The most interesting aspect of my life so far has
been my very peculiar childhood. I keep going back there to draw up inspirations
for my speeches here. I have already spoken about various incidents from my
childhood in my previous speeches. Today I am going to talk about my hobbies
and pastime as a child. I was an only child for nearly all of my childhood.
That meant that I had all my free time to myself. Unlike other girls of my age,
I had no interest in dressing up, make up, or dolls. Instead, I preferred to
climb tree, make bows from broken branches, arrows from midribs of coconut
leaves and target practice on barks of banana trees. I loved to play and drench
myself in the muddy waters in the paddy fields behind. I did not have friends,
not even imaginary ones! I was not
imaginative enough to create imaginary ones and there were no children in my
age group in my neighborhood for the real ones.
I might have been around 8 when this girl,
Manju, who was about my age moved, in to
this new home next door with her family.
I went over and made friends with her almost immediately. We would play
badminton and other more civilized games in the evenings. Every now and then, I
got to take her out to the paddy fields behind and score her some shouting from
her mother. On one such occasion I spotted a vegetable that was grown in our
backyard growing in abundance in the water without any care or supervision. I wondered
why nobody had paid any attention to this! Manju and I decided to go ahead and
enlighten our folks with this new discovery of ours, but before that, we decided
to test it to see if it was indeed the same thing. We both took a bite of the
root. Within minutes both of us developed hives all over, threw up continuously
and could not breathe. We were both
taken to hospital and were given antihistamines. After I was better, my
grandfather took me out to the fields and asked me to pinpoint what exactly I
had eaten. I showed him the plant. It was Wild taro, a plant known to be so
toxic that even its sap is harmful. People wear gloves to touch it even. It
looks just like a thinner version of the regular taro which is used extensively
in the kitchen at home. I learned it the real hard way never to taste test
strange substances, way before my first chemistry lab! I also learned that
looks can be deceiving! Real life lessons learned firsthand! Manju and her
family moved out shortly after. I wonder if I had any role in that decision of
theirs. Maybe, my spirit was a little too free for them to contain and they
were not interested in her learning such valuable lessons with me anymore.
I did not really mind my solitude all that much
before, but having had Manju to play with for a while, I missed companionship.
I went back to my usual loitering on and around trees, climbing inside our
well, figuring out ways to get to the ground from the second floor terrace of
our house without using the stairs. Climbing sort of had become my passion
then. I admired the person who used to climb our coconut trees. Now, climbing a
tree is easy. Anyone can do that! They have branches that allow for a strong
hold or grip. Coconut trees are palms and thus have no branches. I took it up
as a challenge to learn to climb coconut trees. I started on one that was may
be 30 or 40 feet tall, probably quarter the size of a typical coconut tree. I
learned that it was all about coordinating the hands and the feet movements. I
plucked (wonder if plucked is the right translation, it is said that Eskimos have 1000 synonyms for
snow, similar to that we, Malayalees,
have 1000 names for the different aspects of coconut and coconut trees. The
literal translation for what I want to convey, would be to drop a coconut.

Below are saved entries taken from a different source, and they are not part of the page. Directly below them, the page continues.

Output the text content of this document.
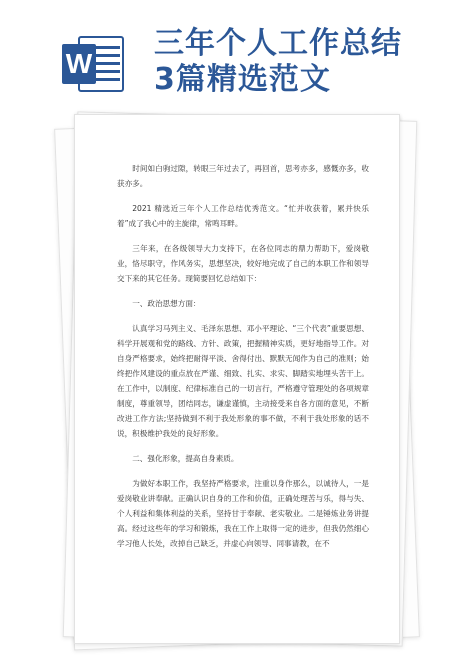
W
三年个人工作总结
3篇精选范文

时间如白驹过隙，转眼三年过去了，再回首，思考亦多，感慨亦多，收获亦多。

2021 精选近三年个人工作总结优秀范文。“忙并收获着，累并快乐着”成了我心中的主旋律，常鸣耳畔。

三年来，在各级领导大力支持下，在各位同志的鼎力帮助下，爱岗敬业，恪尽职守，作风务实，思想坚决，较好地完成了自己的本职工作和领导交下来的其它任务。现简要回忆总结如下：

一、政治思想方面：

认真学习马列主义、毛泽东思想、邓小平理论、“三个代表”重要思想、科学开展观和党的路线、方针、政策，把握精神实质，更好地指导工作。对自身严格要求，始终把耐得平淡、舍得付出、默默无闻作为自己的准则；始终把作风建设的重点放在严谨、细致、扎实、求实、脚踏实地埋头苦干上。在工作中，以制度、纪律标准自己的一切言行，严格遵守管理处的各项规章制度，尊重领导，团结同志，谦虚谨慎，主动接受来自各方面的意见，不断改进工作方法;坚持做到不利于我处形象的事不做，不利于我处形象的话不说，积极维护我处的良好形象。

二、强化形象，提高自身素质。

为做好本职工作，我坚持严格要求，注重以身作那么，以诚待人，一是爱岗敬业讲奉献。正确认识自身的工作和价值，正确处理苦与乐，得与失、个人利益和集体利益的关系，坚持甘于奉献、老实敬业。二是锤炼业务讲提高。经过这些年的学习和锻炼，我在工作上取得一定的进步，但我仍然细心学习他人长处，改掉自己缺乏，并虚心向领导、同事请教，在不
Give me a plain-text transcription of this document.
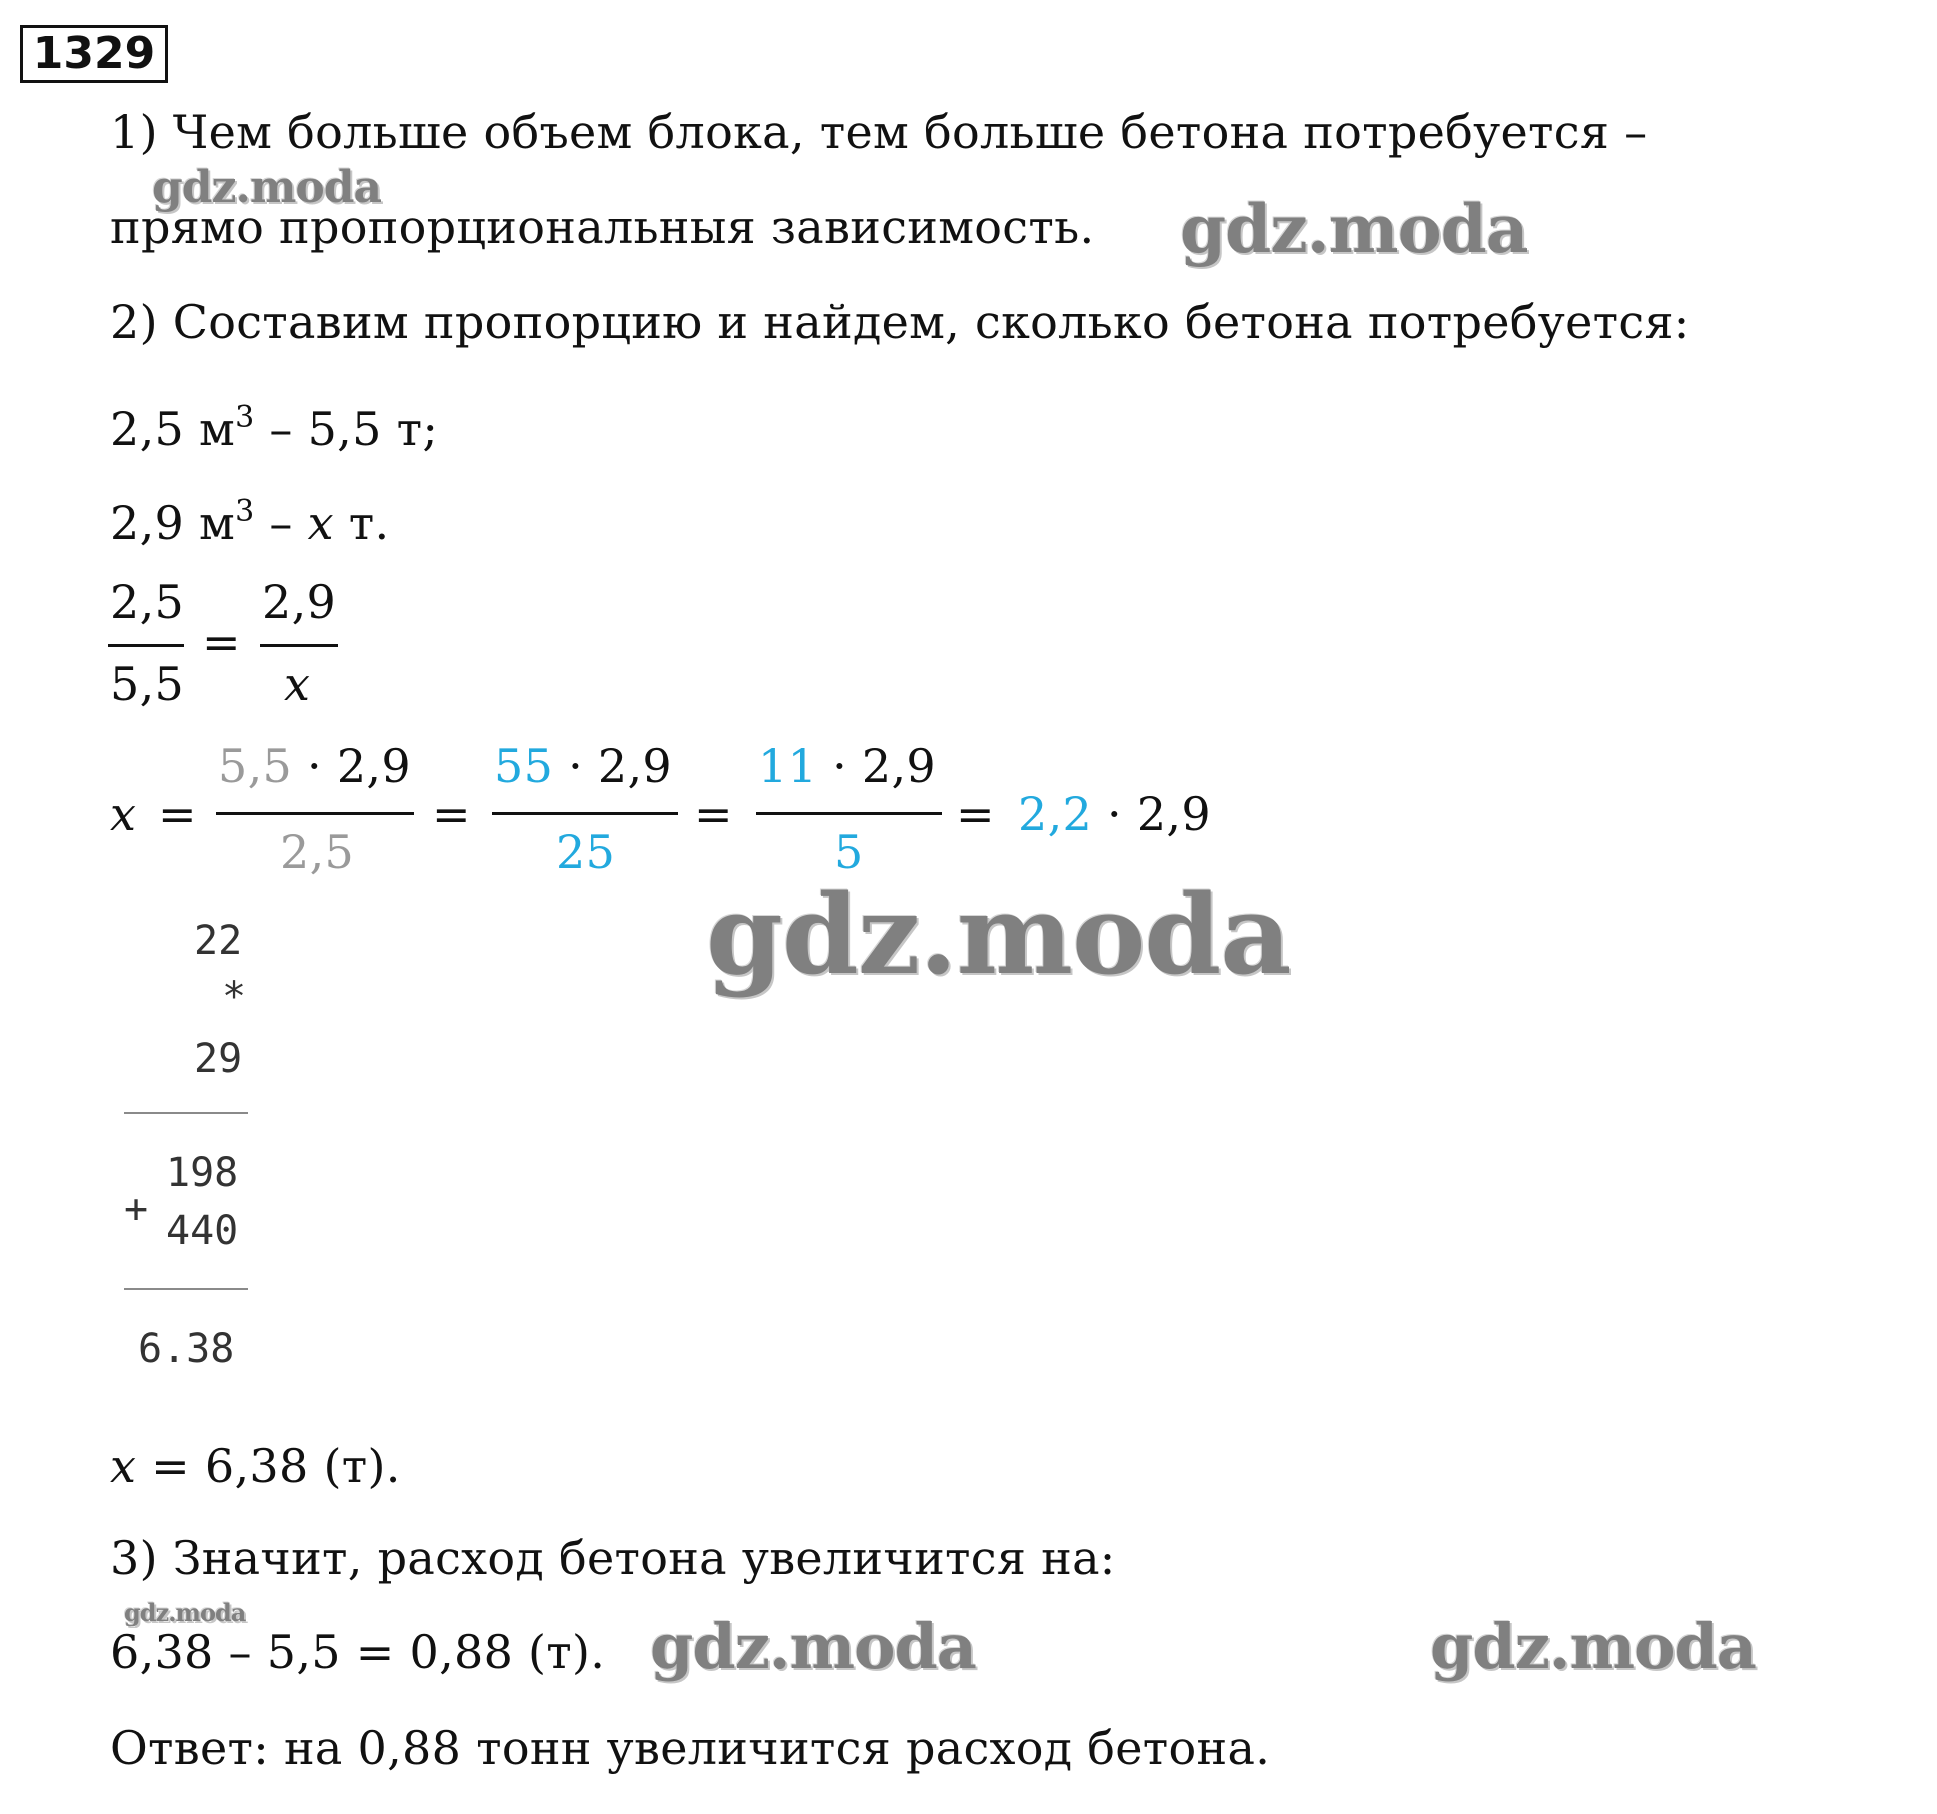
1329
1) Чем больше объем блока, тем больше бетона потребуется –
прямо пропорциональныя зависимость.
2) Составим пропорцию и найдем, сколько бетона потребуется:
2,5 $м^3 - 5,5$ т;
2,9 $м^3$ – x т.
2,5
5,5
=
2,9
x
x =
5,5 · 2,9
2,5
=
55 · 2,9
25
=
11 · 2,9
5
= 2,2 · 2,9
22
*
29
198
+ 440
6.38
x = 6,38 (т).
3) Значит, расход бетона увеличится на:
6,38 – 5,5 = 0,88 (т).
Ответ: на 0,88 тонн увеличится расход бетона.
gdz.moda
gdz.moda
gdz.moda
gdz.moda	gdz.moda	gdz.moda
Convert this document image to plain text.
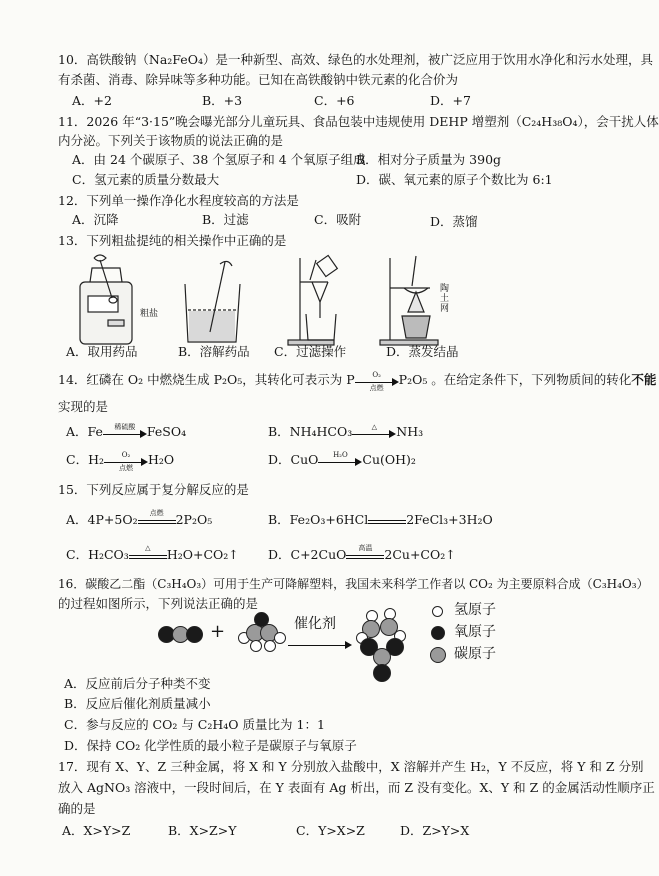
10．高铁酸钠（Na₂FeO₄）是一种新型、高效、绿色的水处理剂，被广泛应用于饮用水净化和污水处理，具
有杀菌、消毒、除异味等多种功能。已知在高铁酸钠中铁元素的化合价为
A．+2	B．+3	C．+6	D．+7
11．2026 年“3·15”晚会曝光部分儿童玩具、食品包装中违规使用 DEHP 增塑剂（C₂₄H₃₈O₄），会干扰人体
内分泌。下列关于该物质的说法正确的是
A．由 24 个碳原子、38 个氢原子和 4 个氧原子组成
B．相对分子质量为 390g
C．氢元素的质量分数最大	D．碳、氧元素的原子个数比为 6:1
12．下列单一操作净化水程度较高的方法是
A．沉降	B．过滤	C．吸附	D．蒸馏
13．下列粗盐提纯的相关操作中正确的是
粗盐
陶土网
A．取用药品	B．溶解药品 C．过滤操作	D．蒸发结晶
14．红磷在 O₂ 中燃烧生成 P₂O₅，其转化可表示为 P	O₂
点燃
P₂O₅ 。在给定条件下，下列物质间的转化不能
实现的是
A．Fe	稀硫酸 FeSO₄	B．NH₄HCO₃	△	NH₃
C．H₂	O₂
点燃
H₂O	D．CuO	H₂O	Cu(OH)₂
15．下列反应属于复分解反应的是
A．4P+5O₂	点燃 2P₂O₅	B．Fe₂O₃+6HCl	2FeCl₃+3H₂O
C．H₂CO₃	△	H₂O+CO₂↑ D．C+2CuO	高温 2Cu+CO₂↑
16．碳酸乙二酯（C₃H₄O₃）可用于生产可降解塑料，我国未来科学工作者以 CO₂ 为主要原料合成（C₃H₄O₃）
的过程如图所示，下列说法正确的是
+	催化剂
氢原子
氧原子
碳原子
A．反应前后分子种类不变
B．反应后催化剂质量减小
C．参与反应的 CO₂ 与 C₂H₄O 质量比为 1：1
D．保持 CO₂ 化学性质的最小粒子是碳原子与氧原子
17．现有 X、Y、Z 三种金属，将 X 和 Y 分别放入盐酸中，X 溶解并产生 H₂，Y 不反应，将 Y 和 Z 分别
放入 AgNO₃ 溶液中，一段时间后，在 Y 表面有 Ag 析出，而 Z 没有变化。X、Y 和 Z 的金属活动性顺序正
确的是
A．X>Y>Z	B．X>Z>Y	C．Y>X>Z	D．Z>Y>X
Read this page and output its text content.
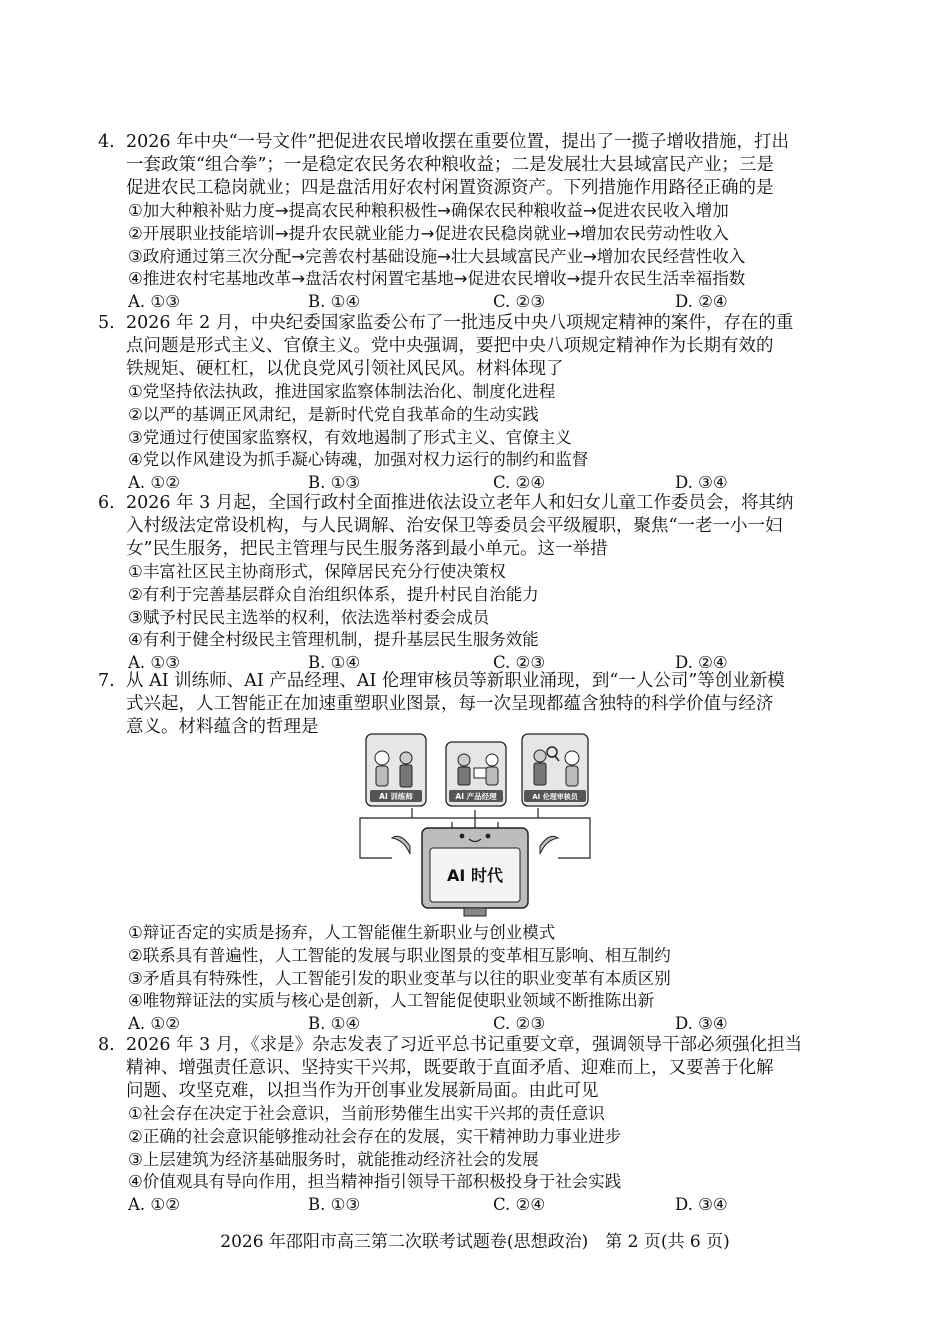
4. 2026 年中央“一号文件”把促进农民增收摆在重要位置，提出了一揽子增收措施，打出
一套政策“组合拳”；一是稳定农民务农种粮收益；二是发展壮大县域富民产业；三是
促进农民工稳岗就业；四是盘活用好农村闲置资源资产。下列措施作用路径正确的是
①加大种粮补贴力度→提高农民种粮积极性→确保农民种粮收益→促进农民收入增加
②开展职业技能培训→提升农民就业能力→促进农民稳岗就业→增加农民劳动性收入
③政府通过第三次分配→完善农村基础设施→壮大县域富民产业→增加农民经营性收入
④推进农村宅基地改革→盘活农村闲置宅基地→促进农民增收→提升农民生活幸福指数
A. ①③	B. ①④	C. ②③	D. ②④
5. 2026 年 2 月，中央纪委国家监委公布了一批违反中央八项规定精神的案件，存在的重
点问题是形式主义、官僚主义。党中央强调，要把中央八项规定精神作为长期有效的
铁规矩、硬杠杠，以优良党风引领社风民风。材料体现了
①党坚持依法执政，推进国家监察体制法治化、制度化进程
②以严的基调正风肃纪，是新时代党自我革命的生动实践
③党通过行使国家监察权，有效地遏制了形式主义、官僚主义
④党以作风建设为抓手凝心铸魂，加强对权力运行的制约和监督
A. ①②	B. ①③	C. ②④	D. ③④
6. 2026 年 3 月起，全国行政村全面推进依法设立老年人和妇女儿童工作委员会，将其纳
入村级法定常设机构，与人民调解、治安保卫等委员会平级履职，聚焦“一老一小一妇
女”民生服务，把民主管理与民生服务落到最小单元。这一举措
①丰富社区民主协商形式，保障居民充分行使决策权
②有利于完善基层群众自治组织体系，提升村民自治能力
③赋予村民民主选举的权利，依法选举村委会成员
④有利于健全村级民主管理机制，提升基层民生服务效能
A. ①③	B. ①④	C. ②③	D. ②④
7. 从 AI 训练师、AI 产品经理、AI 伦理审核员等新职业涌现，到“一人公司”等创业新模
式兴起，人工智能正在加速重塑职业图景，每一次呈现都蕴含独特的科学价值与经济
意义。材料蕴含的哲理是
AI 训练师	AI 产品经理	AI 伦理审核员
AI 时代
①辩证否定的实质是扬弃，人工智能催生新职业与创业模式
②联系具有普遍性，人工智能的发展与职业图景的变革相互影响、相互制约
③矛盾具有特殊性，人工智能引发的职业变革与以往的职业变革有本质区别
④唯物辩证法的实质与核心是创新，人工智能促使职业领域不断推陈出新
A. ①②	B. ①④	C. ②③	D. ③④
8. 2026 年 3 月，《求是》杂志发表了习近平总书记重要文章，强调领导干部必须强化担当
精神、增强责任意识、坚持实干兴邦，既要敢于直面矛盾、迎难而上，又要善于化解
问题、攻坚克难，以担当作为开创事业发展新局面。由此可见
①社会存在决定于社会意识，当前形势催生出实干兴邦的责任意识
②正确的社会意识能够推动社会存在的发展，实干精神助力事业进步
③上层建筑为经济基础服务时，就能推动经济社会的发展
④价值观具有导向作用，担当精神指引领导干部积极投身于社会实践
A. ①②	B. ①③	C. ②④	D. ③④
2026 年邵阳市高三第二次联考试题卷(思想政治)　第 2 页(共 6 页)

Anyhow, I will stick to plucked. I plucked my first coconut and was so proud of
it that I had to share it with my grandmother, who promptly chided me for
climbing trees. She said it was not an appropriate thing to do for a girl. I
had not paid any heed to her words and continued climbing until the day that I
climbed to the very top of a not-so-small mango tree. The thin branch decided I
was too heavy for it. In a moment, I was lying on the ground with the tree top,
bleeding from a straight line cut on my lower abdomen caused by the sharp
corrugated edge of the severed tree top and covered in a million fire ants. My
grandmother had heard the loud thud and had rushed to my rescue. I remember
clearly that even at that distressed moment, my grandmother firmly reminding me
that decent girls do not climb trees. In
her opinion, hobbies for good, decent girls were activities such as singing, dancing,
and stitching, not climbing. She was eternally in an attempt to make a good
girl out of me. As part of that attempt, I was taught south Indian classical
music (Carnatic music) for 12 years, I cannot sing a single line in the right
pitch, not now and not then. I was taught south Indian classical dance (Bharatanatyam)
for about the same time. I was also taught to stitch, sew, and knit. I remember, as my first stitching project and
probably the only one I have ever undertaken, I stitched a yellow blouse for my
grandmother with a crooked neck line and sleeves at different lengths. She
would proudly wear it and embarrass me so often. In short, I cannot sing, dance,
nor stitch. I always wondered what talent God gave me, and always concluded
that God just forgot to include talent in my package! Nevertheless, I enjoy
being me and would not have it any other wayJ!